Immigrating one by one
Sarah Choules Gilbert is my great great great grandmother. The story of her family’s immigration to America is similar to many other immigration stories. Sarah and her family came to the United States one by one, bit by bit.
Sarah’s desire to come to America began one day on a walk home from working as a laundress in Wiltshire, England. She convinced her friend to stop with her and listen to some missionaries who were preaching in the street near her home. She was interested in what they were sharing. After further study, she decided to be baptized a member of The Church of Jesus Christ of Latter-day Saints. Following her baptism, she attended a small congregation near her home in East Grafton. As the years passed, her husband and many of her older children were also baptized. Eventually Sarah decided that she and her family should go to America.
The Gilberts did not have the means to leave their small home in England and travel to America. They had barely enough to subsist on. They would need enough money to book passage on a ship for each family member. They also would need money for food and travel west once they arrived in America. They would need enough to last until they reached their desired destination. So, they decided on a plan. They would go one by one. Their oldest son still at home, Elijah, earned enough to immigrate in 1872 and soon found work in Richmond, Utah. Next the family secured enough funds to send their oldest daughter, Eliza, with the James E. Talmage family in 1875. Daniel went in 1876 and then Ellen in 1877. As Elijah and Daniel worked on a farm in Logan, Utah, the family back in England continued to save. Eventually there were enough funds for the remainder of the family to travel.
The day finally came for Sarah, James and the five younger children to leave their home. That morning, a number of Jimmy’s friends arrived at his home with a farewell jug of beer to share. As the men drank, they began to warn Jimmy that crossing an ocean in a rickety sailing ship was a good way to die. Sarah was worried. They had worked so hard for their dream. So she gathered her children and said a prayer. Then she sent the two oldest boys, Jesse and Albert to head down the road with their things. With Charles, the baby, in her arms and Emily and James beside her, Sarah invited herself to the beer party and spoke to her husband. “Jimmy,” she said, “be ye going with me or be ye going to ‘bide here?” Jimmy looked up at her, stood up, took baby Charles into his arms and replied, “Sally, ‘spose I’ll go with ye.” And with that the family left their home in Inkpen, Berkshire, England.

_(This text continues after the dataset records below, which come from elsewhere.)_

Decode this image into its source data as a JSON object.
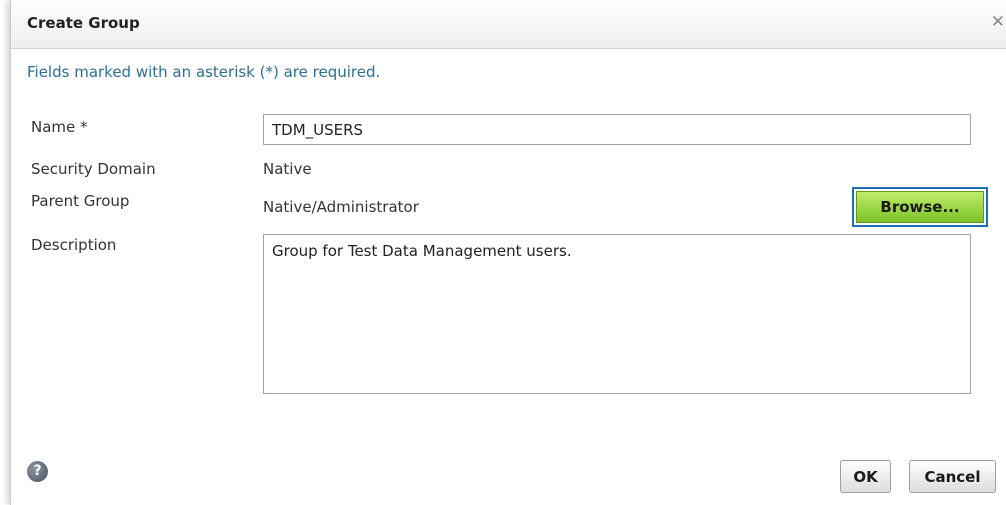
{
  "dialog": {
    "title": "Create Group",
    "close_icon": "close-icon"
  },
  "notice": "Fields marked with an asterisk (*) are required.",
  "form": {
    "name_label": "Name *",
    "name_value": "TDM_USERS",
    "security_domain_label": "Security Domain",
    "security_domain_value": "Native",
    "parent_group_label": "Parent Group",
    "parent_group_value": "Native/Administrator",
    "browse_label": "Browse...",
    "description_label": "Description",
    "description_value": "Group for Test Data Management users."
  },
  "footer": {
    "help_icon": "help-icon",
    "ok_label": "OK",
    "cancel_label": "Cancel"
  },
  "colors": {
    "notice_text": "#2d6f91",
    "browse_button": "#8ed23a",
    "browse_focus_ring": "#1d6fb8"
  }
}
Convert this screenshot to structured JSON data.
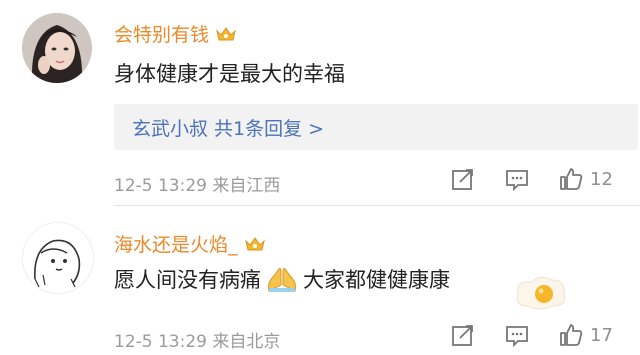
{
  "comments": [
    {
      "username": "会特别有钱",
      "text": "身体健康才是最大的幸福",
      "reply_link": "玄武小叔  共1条回复 >",
      "meta": "12-5 13:29  来自江西",
      "like_count": "12"
    },
    {
      "username": "海水还是火焰_",
      "text_before": "愿人间没有病痛",
      "text_after": "大家都健健康康",
      "meta": "12-5 13:29  来自北京",
      "like_count": "17"
    }
  ],
  "colors": {
    "username": "#ea8a2a",
    "link": "#4a73b8",
    "meta": "#9b9b9b"
  },
  "icons": [
    "crown-icon",
    "share-icon",
    "comment-icon",
    "like-icon",
    "pray-emoji-icon"
  ]
}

After the long sea voyage, the family arrived at Ellis Island in 1878. There they declared that they were headed for Idaho in the western United States. The Gilberts traveled west and joined their two older boys. Within the year they established themselves in Fairview, Idaho, a little farming town on the southern border of the state. Generations later that family farm still operates: producing feed for the cattle that the family still raises for beef.